The prestage data will get overwritten because it is not guaranteed that both the system controllers always run on the same patch level (ostree repo) and/or have the same images list.

Reinstall

Maybe

If the subcloud in the primary site is already a part of SPG, you need to remove it from the SPG, unmanage and reinstall the subcloud, and add it back to SPG and perform the sync operation.

If the subcloud is in the secondary site, perform the following steps:

  1. Remove the subcloud from the SPG to make it a local/unprotected subcloud.

  2. Unmanage the subcloud.

  3. Re-install the subcloud.

  4. (Optional) Manually rehome the subcloud to the primary site after it is restored.

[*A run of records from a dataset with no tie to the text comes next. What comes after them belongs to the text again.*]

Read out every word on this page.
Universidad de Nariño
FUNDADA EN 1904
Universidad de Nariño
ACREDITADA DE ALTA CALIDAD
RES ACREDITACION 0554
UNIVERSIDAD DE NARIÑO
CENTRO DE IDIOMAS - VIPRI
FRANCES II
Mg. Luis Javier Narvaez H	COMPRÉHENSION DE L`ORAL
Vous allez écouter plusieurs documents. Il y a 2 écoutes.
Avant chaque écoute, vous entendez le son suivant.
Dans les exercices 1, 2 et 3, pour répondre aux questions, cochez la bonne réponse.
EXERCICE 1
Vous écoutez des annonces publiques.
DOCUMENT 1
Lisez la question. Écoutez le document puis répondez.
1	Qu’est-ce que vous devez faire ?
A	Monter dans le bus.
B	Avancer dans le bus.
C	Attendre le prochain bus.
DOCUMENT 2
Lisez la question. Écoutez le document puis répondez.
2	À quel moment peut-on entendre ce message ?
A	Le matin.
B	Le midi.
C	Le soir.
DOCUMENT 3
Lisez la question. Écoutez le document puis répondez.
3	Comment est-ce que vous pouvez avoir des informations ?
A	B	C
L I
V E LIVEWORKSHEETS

  5. (Optional) Re-add the subcloud to the SPG.

Remove from SPG

Maybe

Subcloud can be removed from the SPG in the primary site. Subcloud can only be removed from the SPG in the secondary site if the primary site is currently down.

Add to SPG

Maybe

Subcloud can only be added to the SPG in the primary site as manual sync is required.

Note

After migrating the subcloud, kube-rootca_sync_status may become out-of-sync if it is not synchronized with the new system controller. To update the root CA certificate of the subcloud, run the dcmanager kube-rootca-update-strategy command and pass the kube-root CA cert from the new system controller. However, if you update the certificate and migrate the subcloud back to the primary site, then the certificate needs to be updated again.